State-of-the-art services offered by our hospital

Published 4:00 pm Tuesday, December 30, 2003

Latest in cardiac rehabilitation and diagnostic imaging available in Ilwaco

ILWACO – The Penin-sula not only has a beautiful new hospital building, but Ocean Beach Hospital has some wonderful new services to go with it, some of them unique to the entire Oregon and Washington coasts.

Cardiovascular technician and respiratory therapist Dan Burns came on board at the hospital in March and has established a state-of-the-art lab in a bright room behind the glass bricks at the front of the new building. His first patient came to the lab the first week of November.

“They’ve taken to it like a duck to water,” he said. His right hand is Kathy Murkowski, a nurse in the cardiac rehab department.

Burns, 51, is also pastor of a Quaker church in Wheeler, Ore., and has 30 years experience in the field. He’s responsible for cardiac rehabilitation, Holter monitoring, pulmonary function and treadmill testing and respiratory therapy.

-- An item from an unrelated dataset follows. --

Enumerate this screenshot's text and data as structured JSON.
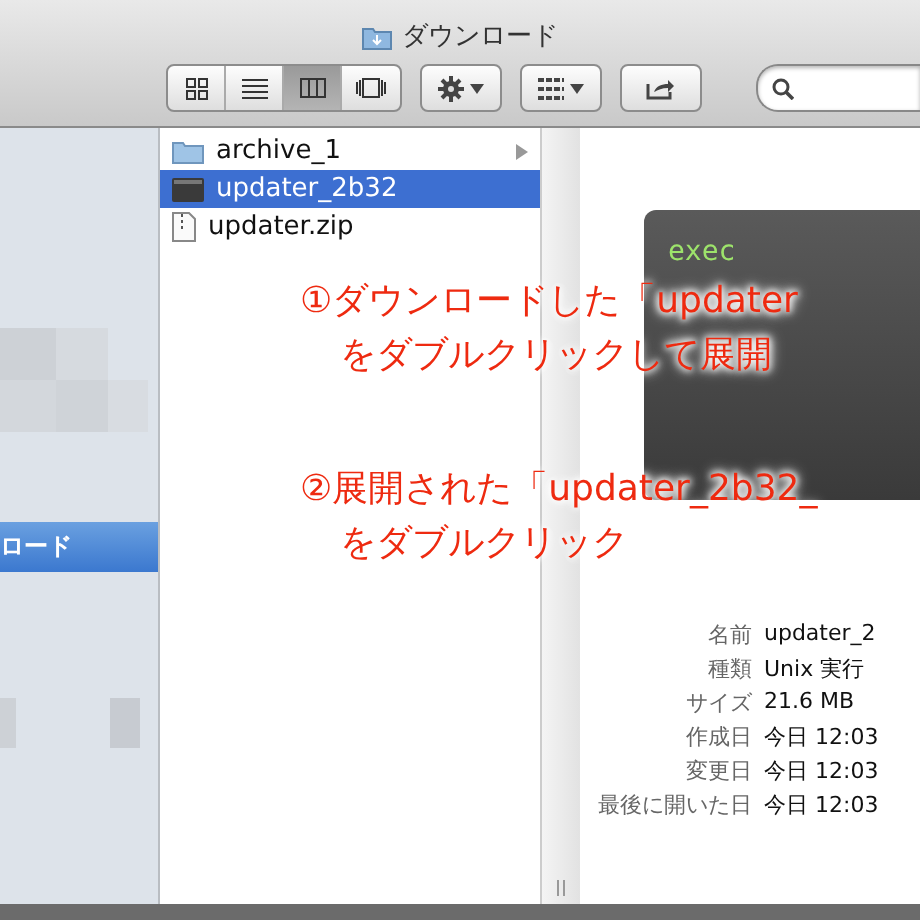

“I wear five hats,” he said. The Holter monitor analyzes cardiac rates for abnormalities after a patient is on the monitor for a 24-hour period. The results then go to a physician who determines future treatment.

“My purpose is to provide a service to the community that didn’t exist here before,” Burns said. “OBH is the only place on Washington and Oregon coasts that has something like this.” He said cardiologists in Portland are excited about what he’s doing at OBH.

Burns’s future goals include bringing a sleep studies lab to OBH, also unique to the Oregon and Washington coasts.

“This is my vision,” he said. Hospital CEO Jim Robertson and the board “are very interested in bringing a sleep lab here.” The lab would treat people with sleep apnea, mainly concentrating on a person’s weight and helping them lose it.

Burns is enthusiastic about his facility at the hospital and of OBH in general.

“When I came here,” he said, “Jim and the board made a commitment and were supportive of what I wanted to do. I’ve never worked for better management. I kept waiting for the other shoe to fall because they were so good. I was shocked at the board’s graciousness and caring. They work together and are unified and moving forward. Nobody is in the dark. Their focus is doing things for the community. People have no clue about how great they have it here. It’s an unreal place.”

He praised OBH Director of Nursing Linda Kaino as “the best manager I’ve ever worked under.” And, he said Robertson is “awesome. He is personable and involved at all levels, interacting with the staff.”

In the hospital’s new X-ray lab, manager of Diagnostic Services Martha Goodwin and “the two Steves” – Steve Curtis, lead technician in the hospital’s imaging department, and radiology technician Steve Curry – have a number of new high-tech tools to work with.

Goodwin said with the new tele-radiology tool, the hospital can send X-rays to a local physician that he can view at home.

X-ray film is a thing of the past and now uses much the same technology as a digital camera. Images can be manipulated, darkened or lightened, flipped or magnified at a work station.

Curtis, who has been at OBH for six years, handles the daily running of the department and does technical trouble-shooting. Curry does general X-rays and computerized tomography, formerly called CAT scans.

Also new at OBH is a mobile MRI unit that comes to the hospital every Tuesday, providing an advanced medical imaging technique for diagnosis of diseases of the brain, spine, skeleton, chest, abdomen, pelvis and blood vessels.